I leaned on the buzzer. "Anyway I was real sad, like, heartbreak and worry and. . .she came in the door and said 'Last time I saw you, you were naked.' Yeah, I know, right? Cute. So. I figured, alright we'll talk, and I made some tea." I started walking down the hall to unlock the door for Star and shouted, "And I told her everything about how I was bawling, and she was like, see you!"
"It's already unlocked!"
"Oh!"
"So, Jack!" Corrinna yelled. She softened when I came back to the room. "When are you going to get a girlfriend?"
She was fixing a second drink, long fingers collecting the wet bottle caps.
"I don't know."
We are presented here with a situation that unfolds, and a group of people who speak, more like what might be found in real life than what is usually found in novels. We're not really sure of the significance of the subjects of conversations, which anyway continue to shift . We must infer from the reference to Bob Dole that the characters are watching a Presidential debate, which ultimately acts only as the backdrop to the ongoing conversation, itself conveyed as a disjointed affair often left incomplete and marked by serial interruption.
Much of the novel is organized around scenes like this. The obvious analogy is to the use of dialogue made by the dramatist, and indeed the protagonist of Under the Small Lights is himself occupied throughout the novel in writing a play (with his friend, Bill), suggesting a congruence between Jack's artistic inclinations and his role as narrator. What this novel accomplishes with the strategy is enhanced, of course, by the contribution of Jack's voice as narrator and thus by the focus on Jack's growing estrangement from his circle of friends and his ultimate disillusionment. This process is dramatized in various self-contained episodes that range freely over time and place, their relative brevity and discontinuity mitigating against our perceiving them as "acts" in a novelized play, even as the burden of dramatic development is carried by the subtly revealing dialogue. Ultimately what we learn about the novel's characters and their toxic intimacies is conveyed through what we can discern in their at once both urgent and aimless talking with one another.
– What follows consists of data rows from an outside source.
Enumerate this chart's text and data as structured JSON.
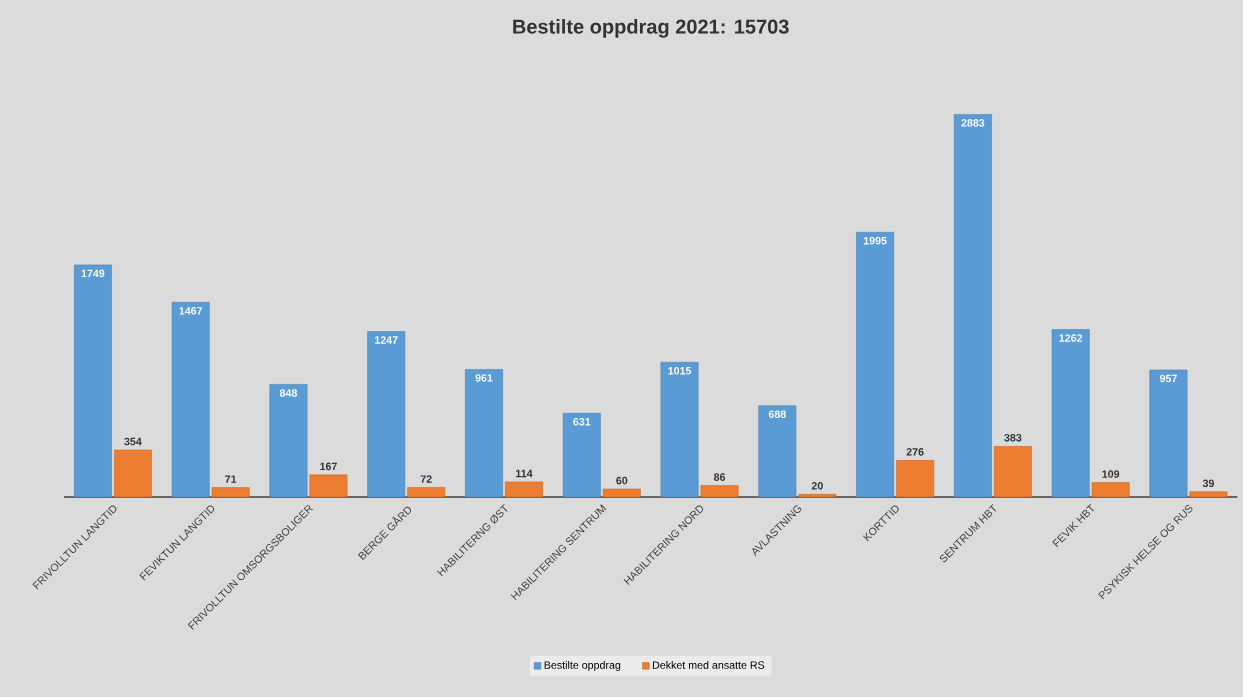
{
  "chart_data": {
    "type": "bar",
    "title": "Bestilte oppdrag 2021: 15703",
    "categories": [
      "FRIVOLLTUN LANGTID",
      "FEVIKTUN LANGTID",
      "FRIVOLLTUN OMSORGSBOLIGER",
      "BERGE GÅRD",
      "HABILITERNG ØST",
      "HABILITERING SENTRUM",
      "HABILITERING NORD",
      "AVLASTNING",
      "KORTTID",
      "SENTRUM HBT",
      "FEVIK HBT",
      "PSYKISK HELSE OG RUS"
    ],
    "series": [
      {
        "name": "Bestilte oppdrag",
        "color": "#5b9bd5",
        "values": [
          1749,
          1467,
          848,
          1247,
          961,
          631,
          1015,
          688,
          1995,
          2883,
          1262,
          957
        ]
      },
      {
        "name": "Dekket med ansatte RS",
        "color": "#ed7d31",
        "values": [
          354,
          71,
          167,
          72,
          114,
          60,
          86,
          20,
          276,
          383,
          109,
          39
        ]
      }
    ],
    "tick_labels": "x",
    "data_labels": true,
    "legend": "bottom"
  }
}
There is nothing especially new or revelatory about this strategy. Fiction driven by dialogue to the extent it seems to be appropriating theater is a well-established mode, especially in English fiction (the novel of manners most particularly), and no one has experimented more thoroughly with the possibilities of embedding narrative structure within dialogue than William Gaddis. But Cotter's willingness to make his dialogue more than just narrative drapery, to challenge readers to interpret it as something other than perfunctory chat, is admirable enough at a time when most writers are urged to think about "narrative arc" and "polished prose" as the writer's compelling concerns--all the tricks that make passive, complacent reading the norm. Readers could find the interchanges between characters in Under the Small Lights initially rather elliptical, the overall narrative strategy somewhat disorienting, but the closer attention they are asked to pay is worth the effort, if what we want from our experience of fiction is more than simple compliance with workshop tested formulas, an experience that perhaps makes the aesthetic choices made by writers an opportunity precisely to enhance our appreciation of what's at stake in such choices.
Most readers would probably find Under the Small Lights finally to be a recognizable slice of "lifelike" realism, albeit one still loosely fitted to the mold of the bildungsroman. However much it might frustrate the attempt to make language transparent to plot, it does so for the sake of building character and scene in a way that ultimately conforms to convention. I might find this to be the novel's most serious limitation, but I can easily imagine many readers finding the payoff to be a rewarding one. It is a novel that takes us to a familiar place, but it does not follow the same old well-worn route.